Uğur Özteke

Uğur Özteke

Artık ne yaparsan yap, derleeerrrr

Artık ne yaparsan yap, derleeerrrr

Bugün yazımıza izninizle pek çok erkek okurumuzun bildiğini tahmin ettiği bir fıkrayı sansürleyerek bilmeyenler için paylaşarak yazmak istiyorum.
Fıkra bu ya;  
Bir zamanlar İstanbul’da Sarayburnu ile Büyükada arasında iki kişilik kayığıyla bir nevi taksicilik yapan Ali isminde yiğit mi yiğit, yakışıklı mı yakışıklı, çapkınlığıyla da dillere destan bir kayıkçı varmış Adam o kadar çapkınmış ki hikaye bu ya kayığına binen her hatunla bir macerası olurmuş.

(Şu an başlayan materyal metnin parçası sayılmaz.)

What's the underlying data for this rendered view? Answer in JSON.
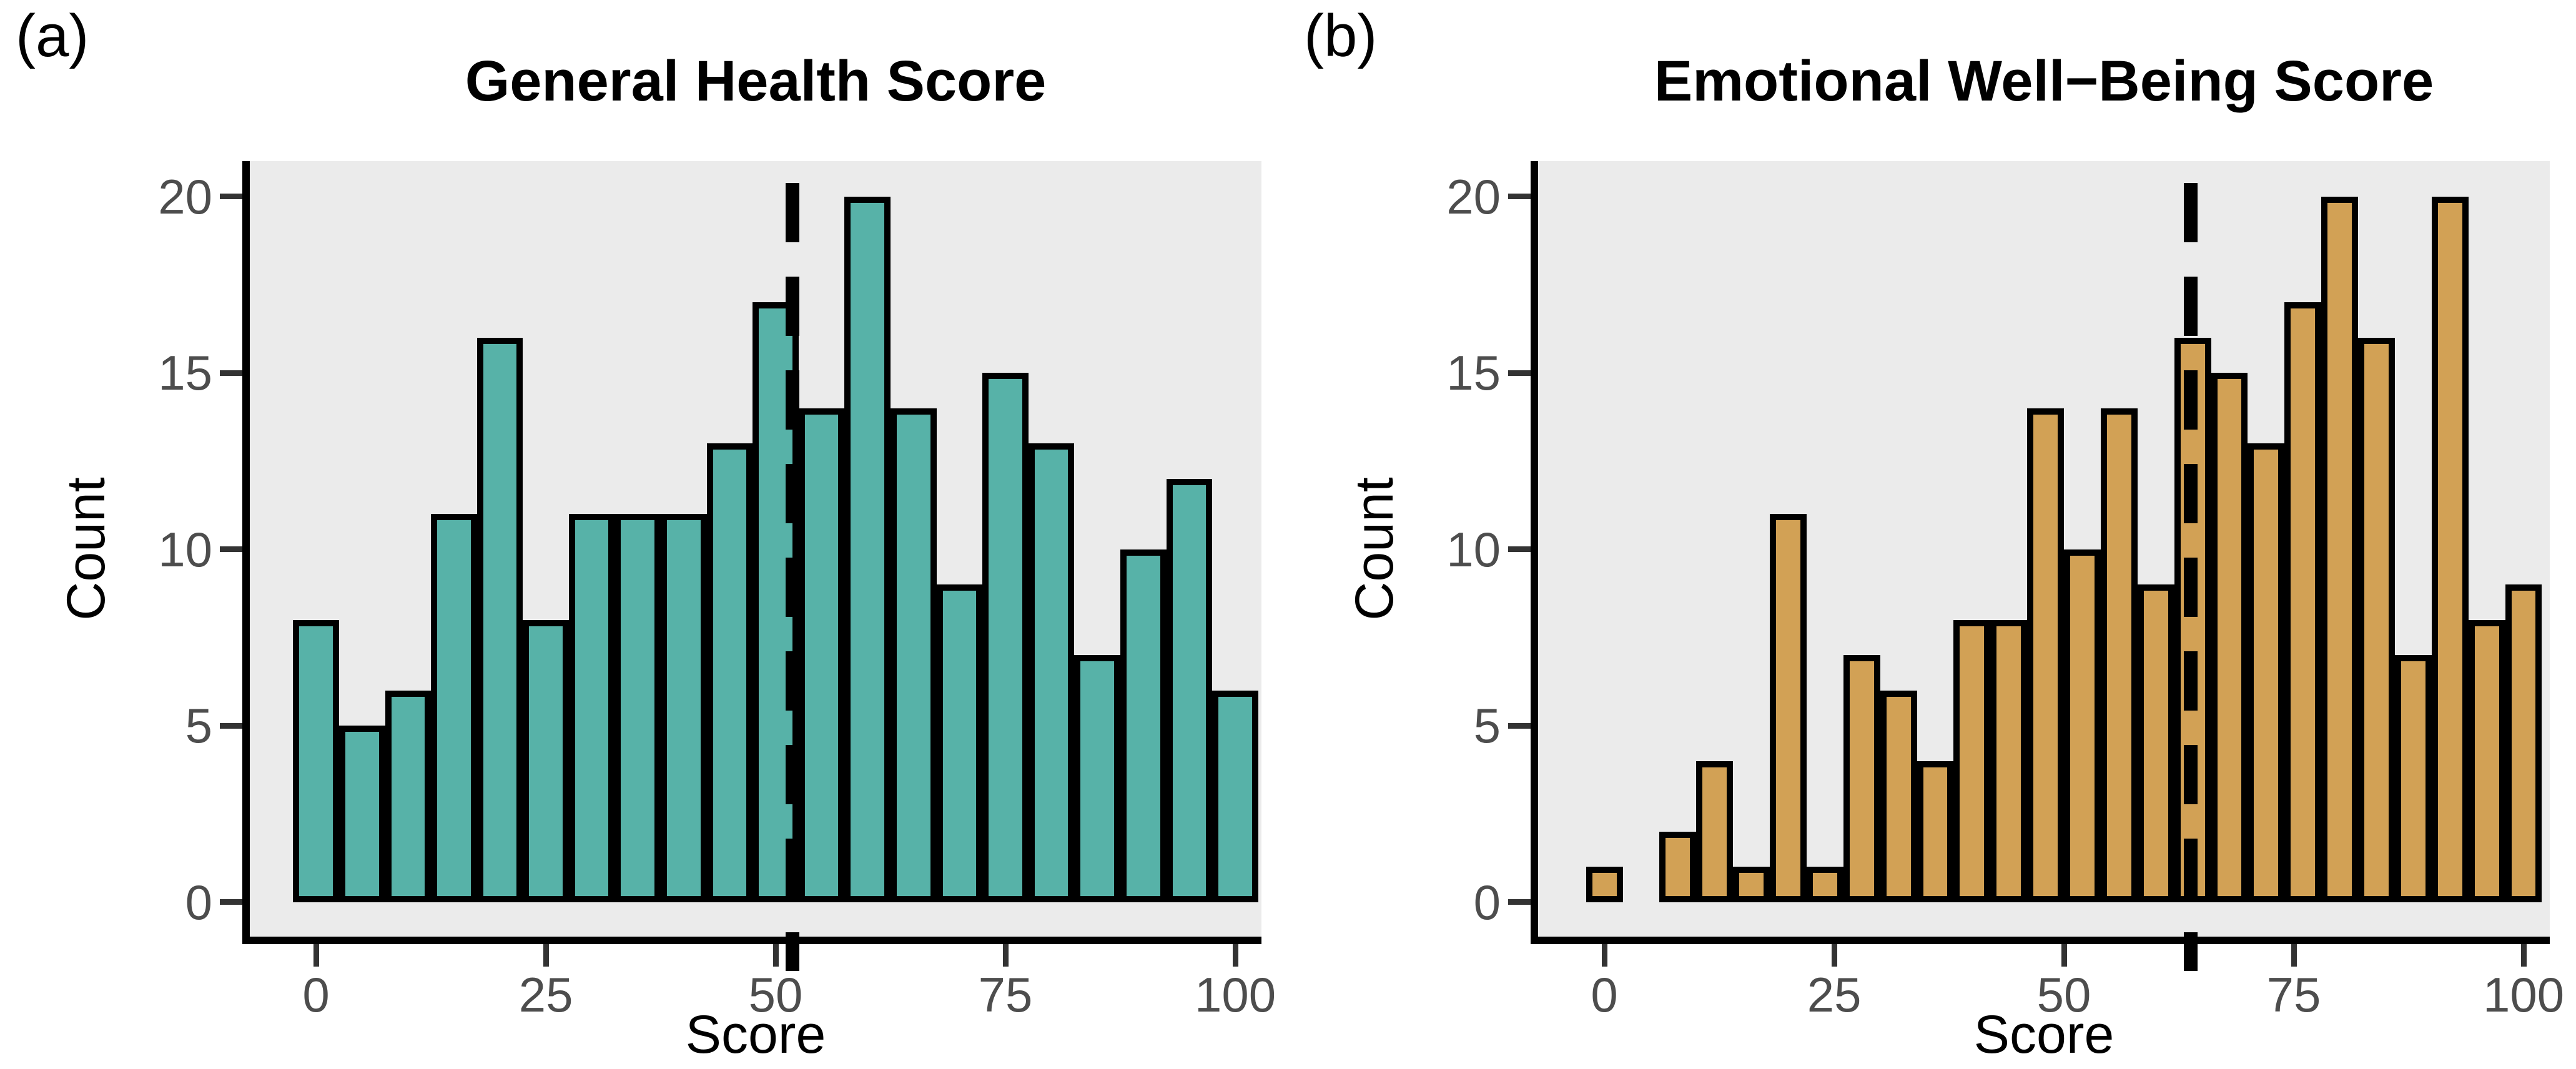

Müşterileri çoğunlukla son vapura yetişmesi asla mümkün olmayan, Büyükada’da ikamet eden Kumkapı meyhanelerinin gayr-i müslim konsomatrisleriymiş.

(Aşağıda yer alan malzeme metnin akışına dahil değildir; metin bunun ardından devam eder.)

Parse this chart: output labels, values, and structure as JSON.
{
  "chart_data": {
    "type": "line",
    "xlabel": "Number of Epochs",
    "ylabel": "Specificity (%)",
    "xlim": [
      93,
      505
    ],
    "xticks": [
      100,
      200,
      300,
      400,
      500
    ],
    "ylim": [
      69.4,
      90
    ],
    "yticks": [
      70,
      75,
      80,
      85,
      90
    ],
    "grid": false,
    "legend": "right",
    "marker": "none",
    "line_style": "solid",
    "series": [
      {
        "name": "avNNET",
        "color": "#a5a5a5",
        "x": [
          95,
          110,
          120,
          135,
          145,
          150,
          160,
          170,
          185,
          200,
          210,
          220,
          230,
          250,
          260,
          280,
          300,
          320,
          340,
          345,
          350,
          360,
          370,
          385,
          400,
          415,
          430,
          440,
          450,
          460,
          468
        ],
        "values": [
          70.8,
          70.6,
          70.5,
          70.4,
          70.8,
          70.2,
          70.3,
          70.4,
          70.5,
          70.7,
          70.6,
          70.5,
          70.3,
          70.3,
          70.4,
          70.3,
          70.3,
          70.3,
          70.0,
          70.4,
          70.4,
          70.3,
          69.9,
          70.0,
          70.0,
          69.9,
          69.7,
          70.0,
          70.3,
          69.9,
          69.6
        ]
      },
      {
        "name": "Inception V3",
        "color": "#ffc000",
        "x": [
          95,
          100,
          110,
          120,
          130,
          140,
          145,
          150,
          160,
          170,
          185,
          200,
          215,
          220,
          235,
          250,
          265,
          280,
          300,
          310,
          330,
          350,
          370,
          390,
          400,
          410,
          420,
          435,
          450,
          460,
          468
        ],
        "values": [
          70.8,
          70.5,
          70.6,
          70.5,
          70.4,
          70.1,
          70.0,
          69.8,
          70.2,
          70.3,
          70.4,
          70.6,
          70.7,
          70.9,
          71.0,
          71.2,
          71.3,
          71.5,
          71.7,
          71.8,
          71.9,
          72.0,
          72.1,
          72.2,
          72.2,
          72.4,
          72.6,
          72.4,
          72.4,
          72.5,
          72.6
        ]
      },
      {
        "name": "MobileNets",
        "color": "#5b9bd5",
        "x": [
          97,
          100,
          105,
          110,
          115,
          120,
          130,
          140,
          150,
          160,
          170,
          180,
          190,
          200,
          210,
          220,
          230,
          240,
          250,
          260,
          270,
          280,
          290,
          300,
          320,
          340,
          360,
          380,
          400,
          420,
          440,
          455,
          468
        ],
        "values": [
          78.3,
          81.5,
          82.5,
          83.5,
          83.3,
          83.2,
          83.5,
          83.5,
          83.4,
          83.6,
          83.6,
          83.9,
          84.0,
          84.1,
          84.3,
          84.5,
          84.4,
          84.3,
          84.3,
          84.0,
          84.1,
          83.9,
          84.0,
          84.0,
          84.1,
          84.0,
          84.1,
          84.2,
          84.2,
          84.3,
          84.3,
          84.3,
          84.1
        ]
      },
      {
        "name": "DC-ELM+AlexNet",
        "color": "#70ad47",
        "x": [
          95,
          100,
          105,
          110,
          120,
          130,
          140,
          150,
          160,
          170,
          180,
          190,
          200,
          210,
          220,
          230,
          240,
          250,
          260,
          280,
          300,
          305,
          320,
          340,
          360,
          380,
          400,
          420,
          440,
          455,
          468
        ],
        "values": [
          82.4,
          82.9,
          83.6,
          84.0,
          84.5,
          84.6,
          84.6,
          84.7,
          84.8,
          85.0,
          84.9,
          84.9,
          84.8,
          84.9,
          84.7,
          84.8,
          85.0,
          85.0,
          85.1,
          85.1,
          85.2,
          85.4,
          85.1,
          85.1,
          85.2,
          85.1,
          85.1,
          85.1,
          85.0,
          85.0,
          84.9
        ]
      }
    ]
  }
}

Günlerden bir gün, Çukurova’nın güzelliği ve dirayeti dillere destan, uğrunda bıçaklar çekilen kursunlar atılan, mekânlar basılan Afet-i Devran Neriman’ı Kumkapı’nın en ünlü meyhanelerinden birine transfer olmuş. 
Bu Neriman’ın bir gece Büyükada’ya gitmesi icap etmiş. Çevresindekiler acele etmemesini, sabahın ilk vapurunu beklemesini önermişler. Dinlemeyip ısrar edince de Ali’nin namını anlatmışlar. Şuh bir kahkaha savurmuş Neriman, araştırıp sormuş ve bizim meşhur Ali’yi bulmuş. Hemen kayığına binmiş ve denize doğru açılmışlar.

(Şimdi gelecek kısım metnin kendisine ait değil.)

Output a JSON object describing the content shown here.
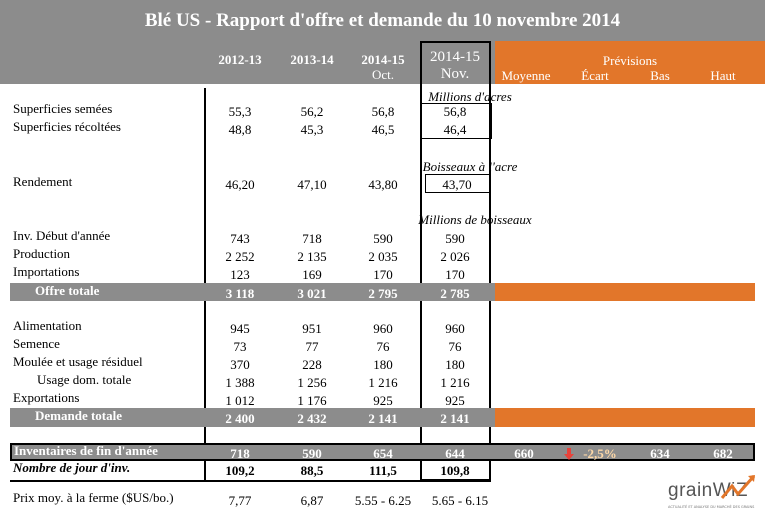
{
  "title": "Blé US - Rapport d'offre et demande du 10 novembre 2014",
  "columns": {
    "c1": {
      "line1": "2012-13",
      "line2": ""
    },
    "c2": {
      "line1": "2013-14",
      "line2": ""
    },
    "c3": {
      "line1": "2014-15",
      "line2": "Oct."
    },
    "c4": {
      "line1": "2014-15",
      "line2": "Nov."
    }
  },
  "forecast": {
    "title": "Prévisions",
    "moyenne": "Moyenne",
    "ecart": "Écart",
    "bas": "Bas",
    "haut": "Haut"
  },
  "units": {
    "acres": "Millions d'acres",
    "bushels_per_acre": "Boisseaux à l'acre",
    "bushels": "Millions de boisseaux"
  },
  "rows": {
    "superficies_semees": {
      "label": "Superficies semées",
      "v": [
        "55,3",
        "56,2",
        "56,8",
        "56,8"
      ]
    },
    "superficies_recoltees": {
      "label": "Superficies récoltées",
      "v": [
        "48,8",
        "45,3",
        "46,5",
        "46,4"
      ]
    },
    "rendement": {
      "label": "Rendement",
      "v": [
        "46,20",
        "47,10",
        "43,80",
        "43,70"
      ]
    },
    "inv_debut": {
      "label": "Inv. Début d'année",
      "v": [
        "743",
        "718",
        "590",
        "590"
      ]
    },
    "production": {
      "label": "Production",
      "v": [
        "2 252",
        "2 135",
        "2 035",
        "2 026"
      ]
    },
    "importations": {
      "label": "Importations",
      "v": [
        "123",
        "169",
        "170",
        "170"
      ]
    },
    "offre_totale": {
      "label": "Offre totale",
      "v": [
        "3 118",
        "3 021",
        "2 795",
        "2 785"
      ]
    },
    "alimentation": {
      "label": "Alimentation",
      "v": [
        "945",
        "951",
        "960",
        "960"
      ]
    },
    "semence": {
      "label": "Semence",
      "v": [
        "73",
        "77",
        "76",
        "76"
      ]
    },
    "moulee": {
      "label": "Moulée et usage résiduel",
      "v": [
        "370",
        "228",
        "180",
        "180"
      ]
    },
    "usage_dom": {
      "label": "Usage dom. totale",
      "v": [
        "1 388",
        "1 256",
        "1 216",
        "1 216"
      ]
    },
    "exportations": {
      "label": "Exportations",
      "v": [
        "1 012",
        "1 176",
        "925",
        "925"
      ]
    },
    "demande_totale": {
      "label": "Demande totale",
      "v": [
        "2 400",
        "2 432",
        "2 141",
        "2 141"
      ]
    },
    "inventaires_fin": {
      "label": "Inventaires de fin d'année",
      "v": [
        "718",
        "590",
        "654",
        "644"
      ],
      "moyenne": "660",
      "ecart": "-2,5%",
      "bas": "634",
      "haut": "682"
    },
    "nombre_jour": {
      "label": "Nombre de jour d'inv.",
      "v": [
        "109,2",
        "88,5",
        "111,5",
        "109,8"
      ]
    },
    "prix": {
      "label": "Prix moy. à la ferme ($US/bo.)",
      "v": [
        "7,77",
        "6,87",
        "5.55 - 6.25",
        "5.65 - 6.15"
      ]
    }
  },
  "logo": {
    "text_a": "grain",
    "text_b": "WiZ",
    "tagline": "ACTUALITÉ ET ANALYSE DU MARCHÉ DES GRAINS"
  },
  "colors": {
    "grey": "#8c8c8c",
    "orange": "#e2762a",
    "arrow": "#e8423a",
    "ecart_text": "#ffd9a8"
  }
}
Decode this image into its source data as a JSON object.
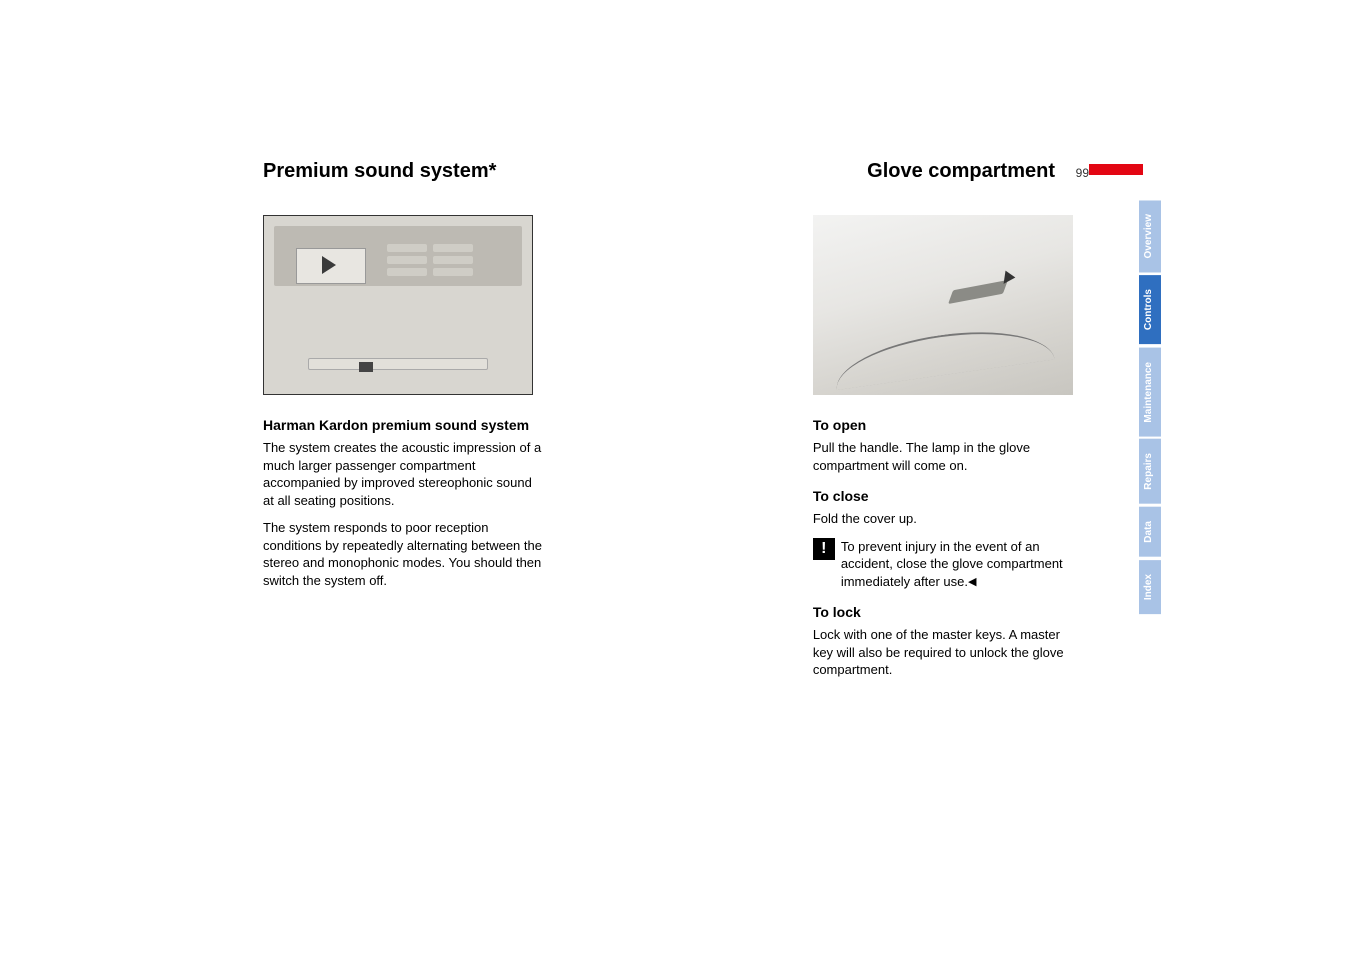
{
  "page": {
    "number": "99",
    "left_heading": "Premium sound system*",
    "right_heading": "Glove compartment"
  },
  "left_col": {
    "image_id": "MVB9919GMA",
    "subhead": "Harman Kardon premium sound system",
    "para1": "The system creates the acoustic impression of a much larger passenger compartment accompanied by improved stereophonic sound at all seating positions.",
    "para2": "The system responds to poor reception conditions by repeatedly alternating between the stereo and monophonic modes. You should then switch the system off."
  },
  "right_col": {
    "image_id": "MVB9244FMA",
    "open_head": "To open",
    "open_body": "Pull the handle. The lamp in the glove compartment will come on.",
    "close_head": "To close",
    "close_body": "Fold the cover up.",
    "warn_body": "To prevent injury in the event of an accident, close the glove compartment immediately after use.",
    "lock_head": "To lock",
    "lock_body": "Lock with one of the master keys. A master key will also be required to unlock the glove compartment."
  },
  "tabs": [
    {
      "label": "Overview",
      "active": false
    },
    {
      "label": "Controls",
      "active": true
    },
    {
      "label": "Maintenance",
      "active": false
    },
    {
      "label": "Repairs",
      "active": false
    },
    {
      "label": "Data",
      "active": false
    },
    {
      "label": "Index",
      "active": false
    }
  ],
  "colors": {
    "tab_active": "#2f6fc0",
    "tab_inactive": "#a9c3e6",
    "page_bar": "#e30613"
  }
}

Kayıkçı bir kürek çekmiş ve
- “Derleeerrr” demiş.
Bir kürek daha çekmiş yine 
- “Derleeerr” demiş,
Bir kürek daha çekmiş  
“Derleeerrr” diyerek devam etmiş..
Neriman dayanamamış sormuş; - “Bey söylesene Allah aşkına ne derler”
Ali şöyle bir bıyığını burmuş ve
- “Sen bu kayığa bindin ya... artık ne yaparsan yap derleeerrrr...”
...........
Adına ister “kalkışma” isterseniz “başarısız darbe girişimi” deyin ama ne derseniz deyin bu ülkenin ve milletin nasıl ipten döndüğünü her geçen gün biraz daha büyük şaşkınlıklar içerisinde izlemeye devam ediyoruz.
Allah beterinden saklasın durun daha neler duyup neler okuyacağız bakalım.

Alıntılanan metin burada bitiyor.